En guise d’initiation, ses contacts lui ont donné la mission la plus fréquemment confiée aux novices du monde interlope : être une mule.

«Ils m’ont proposé de ramener de la drogue dans mon estomac», précise-t-il.

Le jeune homme s’est alors envolé pour un tout inclus dans un pays dont nous tairons le nom, où il a attendu une livraison d’une centaine de capsules de 10 grammes d’héroïne chacune.

«C’est fou, c’est le moment le plus marquant de ma vie, dit-il d’un ton grave. À ce moment-là, tu te rends compte que les pilules sont énormes. Je me regardais dans le miroir et je me disais : “Est-ce que je suis une valise ?”»

Il a donc gobé l’équivalent d’un kilogramme d’héroïne dans ces capsules grosses comme un pouce, faites de pellicule plastique enrobée de cire, pour le ramener au Canada.

Une dose qui pourrait évidemment être fatale si l’une des capsules venait à éclater.

«À ce moment-là, tu es rempli d’adrénaline, tu as l’impression que tu vas pouvoir régler beaucoup de problèmes dans ta vie», se souvient-il. Ce premier périple lui a rapporté 25 000 $.
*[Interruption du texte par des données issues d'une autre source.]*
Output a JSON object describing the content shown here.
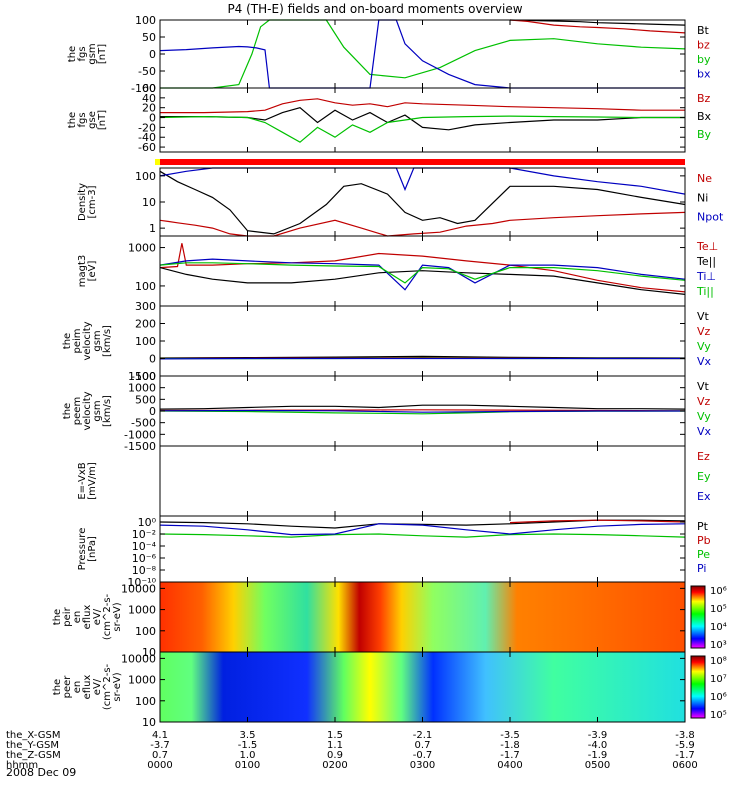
{
  "title": "P4 (TH-E) fields and on-board moments overview",
  "date_label": "2008 Dec 09",
  "colors": {
    "black": "#000000",
    "red": "#c00000",
    "green": "#00c000",
    "blue": "#0000c0",
    "bar_yellow": "#ffff00",
    "bar_red": "#ff0000"
  },
  "chart_data": [
    {
      "id": "fgs_gsm_nT",
      "type": "line",
      "ylabel": [
        "the",
        "fgs",
        "gsm",
        "[nT]"
      ],
      "ylim": [
        -100,
        100
      ],
      "yticks": [
        -100,
        -50,
        0,
        50,
        100
      ],
      "series": [
        {
          "name": "Bt",
          "color": "black",
          "x": [
            4.0,
            4.5,
            4.8,
            5.0,
            5.3,
            5.6,
            6.0
          ],
          "y": [
            100,
            97,
            95,
            92,
            90,
            88,
            85
          ]
        },
        {
          "name": "bz",
          "color": "red",
          "x": [
            4.0,
            4.2,
            4.5,
            4.8,
            5.0,
            5.3,
            5.6,
            6.0
          ],
          "y": [
            100,
            96,
            85,
            80,
            78,
            74,
            68,
            62
          ]
        },
        {
          "name": "by",
          "color": "green",
          "x": [
            0.0,
            0.3,
            0.6,
            0.9,
            1.05,
            1.15,
            1.25,
            1.9,
            2.1,
            2.4,
            2.8,
            3.2,
            3.6,
            4.0,
            4.5,
            5.0,
            5.5,
            6.0
          ],
          "y": [
            -100,
            -100,
            -100,
            -90,
            0,
            80,
            110,
            110,
            20,
            -60,
            -70,
            -40,
            10,
            40,
            45,
            30,
            20,
            15
          ]
        },
        {
          "name": "bx",
          "color": "blue",
          "x": [
            0.0,
            0.3,
            0.6,
            0.9,
            1.0,
            1.1,
            1.2,
            1.25,
            2.4,
            2.5,
            2.7,
            2.8,
            3.0,
            3.3,
            3.6,
            4.0,
            4.5,
            5.0,
            5.5,
            6.0
          ],
          "y": [
            10,
            13,
            18,
            22,
            21,
            18,
            12,
            -100,
            -100,
            110,
            110,
            30,
            -20,
            -60,
            -90,
            -100,
            -100,
            -100,
            -100,
            -100
          ]
        }
      ]
    },
    {
      "id": "fgs_gse_nT",
      "type": "line",
      "ylabel": [
        "the",
        "fgs",
        "gse",
        "[nT]"
      ],
      "ylim": [
        -70,
        60
      ],
      "yticks": [
        -60,
        -40,
        -20,
        0,
        20,
        40,
        60
      ],
      "series": [
        {
          "name": "Bz",
          "color": "red",
          "x": [
            0.0,
            0.5,
            1.0,
            1.2,
            1.4,
            1.6,
            1.8,
            2.0,
            2.2,
            2.4,
            2.6,
            2.8,
            3.0,
            3.5,
            4.0,
            4.5,
            5.0,
            5.5,
            6.0
          ],
          "y": [
            10,
            10,
            12,
            15,
            28,
            35,
            38,
            30,
            25,
            28,
            22,
            30,
            28,
            25,
            22,
            20,
            18,
            15,
            15
          ]
        },
        {
          "name": "Bx",
          "color": "black",
          "x": [
            0.0,
            0.5,
            1.0,
            1.2,
            1.4,
            1.6,
            1.8,
            2.0,
            2.2,
            2.4,
            2.6,
            2.8,
            3.0,
            3.3,
            3.6,
            4.0,
            4.5,
            5.0,
            5.5,
            6.0
          ],
          "y": [
            2,
            2,
            0,
            -5,
            10,
            20,
            -10,
            15,
            -5,
            10,
            -10,
            5,
            -20,
            -25,
            -15,
            -10,
            -5,
            -5,
            0,
            0
          ]
        },
        {
          "name": "By",
          "color": "green",
          "x": [
            0.0,
            0.5,
            1.0,
            1.2,
            1.4,
            1.6,
            1.8,
            2.0,
            2.2,
            2.4,
            2.6,
            2.8,
            3.0,
            3.5,
            4.0,
            4.5,
            5.0,
            5.5,
            6.0
          ],
          "y": [
            0,
            2,
            0,
            -10,
            -30,
            -50,
            -20,
            -40,
            -15,
            -30,
            -10,
            -5,
            0,
            2,
            3,
            2,
            1,
            0,
            0
          ]
        }
      ]
    },
    {
      "id": "density",
      "type": "line",
      "yscale": "log",
      "ylabel": [
        "Density",
        "[cm-3]"
      ],
      "ylim": [
        0.5,
        200
      ],
      "yticks": [
        1,
        10,
        100
      ],
      "series": [
        {
          "name": "Ne",
          "color": "red",
          "x": [
            0.0,
            0.1,
            0.2,
            0.4,
            0.6,
            0.8,
            1.0,
            1.3,
            1.6,
            2.0,
            2.3,
            2.6,
            2.9,
            3.2,
            3.5,
            3.8,
            4.0,
            4.5,
            5.0,
            5.5,
            6.0
          ],
          "y": [
            2,
            1.8,
            1.6,
            1.3,
            1.0,
            0.6,
            0.5,
            0.5,
            1.0,
            2.0,
            1.0,
            0.5,
            0.6,
            0.7,
            1.2,
            1.5,
            2.0,
            2.5,
            3.0,
            3.5,
            4.0
          ]
        },
        {
          "name": "Ni",
          "color": "black",
          "x": [
            0.0,
            0.2,
            0.4,
            0.6,
            0.8,
            1.0,
            1.3,
            1.6,
            1.9,
            2.1,
            2.3,
            2.6,
            2.8,
            3.0,
            3.2,
            3.4,
            3.6,
            4.0,
            4.5,
            5.0,
            5.5,
            6.0
          ],
          "y": [
            150,
            60,
            30,
            15,
            5,
            0.8,
            0.6,
            1.5,
            8,
            40,
            50,
            20,
            4,
            2,
            2.5,
            1.5,
            2,
            40,
            40,
            30,
            15,
            8
          ]
        },
        {
          "name": "Npot",
          "color": "blue",
          "x": [
            0.0,
            0.3,
            0.6,
            2.7,
            2.8,
            2.9,
            3.0,
            3.5,
            4.0,
            4.5,
            5.0,
            5.5,
            6.0
          ],
          "y": [
            100,
            150,
            200,
            200,
            30,
            200,
            200,
            200,
            200,
            100,
            60,
            40,
            20
          ]
        }
      ]
    },
    {
      "id": "temperature",
      "type": "line",
      "yscale": "log",
      "ylabel": [
        "magt3",
        "[eV]"
      ],
      "ylim": [
        30,
        2000
      ],
      "yticks": [
        100,
        1000
      ],
      "series": [
        {
          "name": "Te⊥",
          "color": "red",
          "x": [
            0.0,
            0.2,
            0.25,
            0.3,
            0.6,
            1.0,
            1.5,
            2.0,
            2.5,
            3.0,
            3.5,
            4.0,
            4.5,
            5.0,
            5.5,
            6.0
          ],
          "y": [
            300,
            320,
            1300,
            350,
            350,
            380,
            400,
            450,
            700,
            600,
            450,
            350,
            250,
            140,
            90,
            70
          ]
        },
        {
          "name": "Te||",
          "color": "black",
          "x": [
            0.0,
            0.3,
            0.6,
            1.0,
            1.5,
            2.0,
            2.5,
            3.0,
            3.5,
            4.0,
            4.5,
            5.0,
            5.5,
            6.0
          ],
          "y": [
            300,
            200,
            150,
            120,
            120,
            150,
            220,
            250,
            220,
            200,
            180,
            120,
            80,
            60
          ]
        },
        {
          "name": "Ti⊥",
          "color": "blue",
          "x": [
            0.0,
            0.3,
            0.6,
            1.0,
            1.5,
            2.0,
            2.5,
            2.8,
            3.0,
            3.3,
            3.6,
            4.0,
            4.5,
            5.0,
            5.5,
            6.0
          ],
          "y": [
            350,
            450,
            500,
            450,
            400,
            380,
            350,
            80,
            350,
            300,
            120,
            350,
            350,
            300,
            200,
            150
          ]
        },
        {
          "name": "Ti||",
          "color": "green",
          "x": [
            0.0,
            0.3,
            0.6,
            1.0,
            1.5,
            2.0,
            2.5,
            2.8,
            3.0,
            3.3,
            3.6,
            4.0,
            4.5,
            5.0,
            5.5,
            6.0
          ],
          "y": [
            350,
            400,
            400,
            380,
            350,
            330,
            320,
            120,
            300,
            280,
            150,
            300,
            300,
            250,
            180,
            140
          ]
        }
      ]
    },
    {
      "id": "peim_velocity",
      "type": "line",
      "ylabel": [
        "the",
        "peim",
        "velocity",
        "gsm",
        "[km/s]"
      ],
      "ylim": [
        -100,
        300
      ],
      "yticks": [
        -100,
        0,
        100,
        200,
        300
      ],
      "series": [
        {
          "name": "Vt",
          "color": "black",
          "x": [
            0.0,
            1.0,
            2.0,
            3.0,
            4.0,
            5.0,
            6.0
          ],
          "y": [
            3,
            5,
            8,
            12,
            6,
            4,
            3
          ]
        },
        {
          "name": "Vz",
          "color": "red",
          "x": [
            0.0,
            1.0,
            2.0,
            3.0,
            4.0,
            5.0,
            6.0
          ],
          "y": [
            0,
            1,
            2,
            5,
            2,
            0,
            0
          ]
        },
        {
          "name": "Vy",
          "color": "green",
          "x": [
            0.0,
            1.0,
            2.0,
            3.0,
            4.0,
            5.0,
            6.0
          ],
          "y": [
            0,
            -1,
            0,
            2,
            0,
            0,
            0
          ]
        },
        {
          "name": "Vx",
          "color": "blue",
          "x": [
            0.0,
            1.0,
            2.0,
            3.0,
            4.0,
            5.0,
            6.0
          ],
          "y": [
            -2,
            0,
            0,
            0,
            0,
            0,
            0
          ]
        }
      ]
    },
    {
      "id": "peem_velocity",
      "type": "line",
      "ylabel": [
        "the",
        "peem",
        "velocity",
        "gsm",
        "[km/s]"
      ],
      "ylim": [
        -1500,
        1500
      ],
      "yticks": [
        -1500,
        -1000,
        -500,
        0,
        500,
        1000,
        1500
      ],
      "series": [
        {
          "name": "Vt",
          "color": "black",
          "x": [
            0.0,
            0.5,
            1.0,
            1.5,
            2.0,
            2.5,
            3.0,
            3.5,
            4.0,
            4.5,
            5.0,
            5.5,
            6.0
          ],
          "y": [
            80,
            100,
            150,
            200,
            200,
            150,
            250,
            250,
            200,
            150,
            100,
            100,
            80
          ]
        },
        {
          "name": "Vz",
          "color": "red",
          "x": [
            0.0,
            1.0,
            2.0,
            3.0,
            4.0,
            5.0,
            6.0
          ],
          "y": [
            20,
            30,
            40,
            50,
            40,
            20,
            10
          ]
        },
        {
          "name": "Vy",
          "color": "green",
          "x": [
            0.0,
            1.0,
            2.0,
            2.5,
            3.0,
            3.5,
            4.0,
            5.0,
            6.0
          ],
          "y": [
            0,
            -20,
            -80,
            -100,
            -120,
            -80,
            -30,
            -10,
            0
          ]
        },
        {
          "name": "Vx",
          "color": "blue",
          "x": [
            0.0,
            1.0,
            2.0,
            3.0,
            4.0,
            5.0,
            6.0
          ],
          "y": [
            10,
            20,
            10,
            -50,
            -20,
            0,
            0
          ]
        }
      ]
    },
    {
      "id": "e_vxb",
      "type": "line",
      "ylabel": [
        "E=-VxB",
        "[mV/m]"
      ],
      "ylim": [
        0,
        1
      ],
      "yticks": [],
      "series": [
        {
          "name": "Ez",
          "color": "red",
          "x": [],
          "y": []
        },
        {
          "name": "Ey",
          "color": "green",
          "x": [],
          "y": []
        },
        {
          "name": "Ex",
          "color": "blue",
          "x": [],
          "y": []
        }
      ]
    },
    {
      "id": "pressure",
      "type": "line",
      "yscale": "log",
      "ylabel": [
        "Pressure",
        "[nPa]"
      ],
      "ylim": [
        1e-10,
        10
      ],
      "yticks": [
        1e-10,
        1e-08,
        1e-06,
        0.0001,
        0.01,
        1
      ],
      "ytick_labels": [
        "10⁻¹⁰",
        "10⁻⁸",
        "10⁻⁶",
        "10⁻⁴",
        "10⁻²",
        "10⁰"
      ],
      "series": [
        {
          "name": "Pt",
          "color": "black",
          "x": [
            0.0,
            0.5,
            1.0,
            1.5,
            2.0,
            2.5,
            3.0,
            3.5,
            4.0,
            4.5,
            5.0,
            5.5,
            6.0
          ],
          "y": [
            1,
            0.8,
            0.5,
            0.2,
            0.1,
            0.5,
            0.4,
            0.3,
            0.5,
            1,
            2,
            2,
            1.5
          ]
        },
        {
          "name": "Pb",
          "color": "red",
          "x": [
            4.0,
            4.5,
            5.0,
            5.5,
            6.0
          ],
          "y": [
            0.8,
            1.5,
            2,
            1.5,
            1
          ]
        },
        {
          "name": "Pe",
          "color": "green",
          "x": [
            0.0,
            0.5,
            1.0,
            1.5,
            2.0,
            2.5,
            3.0,
            3.5,
            4.0,
            4.5,
            5.0,
            5.5,
            6.0
          ],
          "y": [
            0.01,
            0.008,
            0.005,
            0.003,
            0.008,
            0.01,
            0.005,
            0.003,
            0.008,
            0.01,
            0.008,
            0.005,
            0.003
          ]
        },
        {
          "name": "Pi",
          "color": "blue",
          "x": [
            0.0,
            0.5,
            1.0,
            1.5,
            2.0,
            2.5,
            3.0,
            3.5,
            4.0,
            4.5,
            5.0,
            5.5,
            6.0
          ],
          "y": [
            0.3,
            0.2,
            0.05,
            0.008,
            0.01,
            0.5,
            0.3,
            0.05,
            0.01,
            0.05,
            0.2,
            0.4,
            0.5
          ]
        }
      ]
    },
    {
      "id": "peir_eflux",
      "type": "heatmap",
      "yscale": "log",
      "ylabel": [
        "the",
        "peir",
        "en",
        "eflux",
        "eV/",
        "(cm^2-s-",
        "sr-eV)"
      ],
      "ylim": [
        10,
        20000
      ],
      "yticks": [
        10,
        100,
        1000,
        10000
      ],
      "zlim": [
        1000,
        5000000
      ],
      "colorbar_ticks": [
        "10³",
        "10⁴",
        "10⁵",
        "10⁶"
      ]
    },
    {
      "id": "peer_eflux",
      "type": "heatmap",
      "yscale": "log",
      "ylabel": [
        "the",
        "peer",
        "en",
        "eflux",
        "eV/",
        "(cm^2-s-",
        "sr-eV)"
      ],
      "ylim": [
        10,
        20000
      ],
      "yticks": [
        10,
        100,
        1000,
        10000
      ],
      "zlim": [
        50000,
        200000000
      ],
      "colorbar_ticks": [
        "10⁵",
        "10⁶",
        "10⁷",
        "10⁸"
      ]
    }
  ],
  "x_axis": {
    "hours": [
      0,
      1,
      2,
      3,
      4,
      5,
      6
    ],
    "rows": [
      {
        "label": "the_X-GSM",
        "values": [
          "4.1",
          "3.5",
          "1.5",
          "-2.1",
          "-3.5",
          "-3.9",
          "-3.8"
        ]
      },
      {
        "label": "the_Y-GSM",
        "values": [
          "-3.7",
          "-1.5",
          "1.1",
          "0.7",
          "-1.8",
          "-4.0",
          "-5.9"
        ]
      },
      {
        "label": "the_Z-GSM",
        "values": [
          "0.7",
          "1.0",
          "0.9",
          "-0.7",
          "-1.7",
          "-1.9",
          "-1.7"
        ]
      },
      {
        "label": "hhmm",
        "values": [
          "0000",
          "0100",
          "0200",
          "0300",
          "0400",
          "0500",
          "0600"
        ]
      }
    ]
  }
}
Après quelques missions réussies, le jeune homme est devenu un «intermédiaire», responsable de faciliter la communication entre les fournisseurs de stupéfiants et les mules à l’étranger.

VENDU AUX AUTORIÉS

«[Les mules] se sont fait prendre, mais c’est moi qui ai mangé le coup. Elles se sont fait arrêter et elles ont collaboré.»

Vendu aux autorités, le trafiquant a passé cinq mois attaché à un poteau dans une prison tropicale délabrée.

«On était 30 dans une petite salle, tous attachés à la cheville», se rappelle-t-il.

Au début, tu penses à quand tu vas sortir, puis après tu oublies ça, car ça prend des années juste pour aller en cour. Puis après, tu oublies qui tu es.»

Rapatrié au Canada depuis quelques années après quatre ans et demi de prison, il partage son récit dans l’espoir d’inciter les jeunes à ne pas suivre le même chemin.

«La triste réalité, c’est qu’ils vont tous finir dans des situations tragiques», assure-t-il.

♦ Selon des données du gouvernement fédéral, 1700 Canadiens seraient actuellement détenus à l’étranger, dont «plus du tiers pour des infractions relatives à la drogue».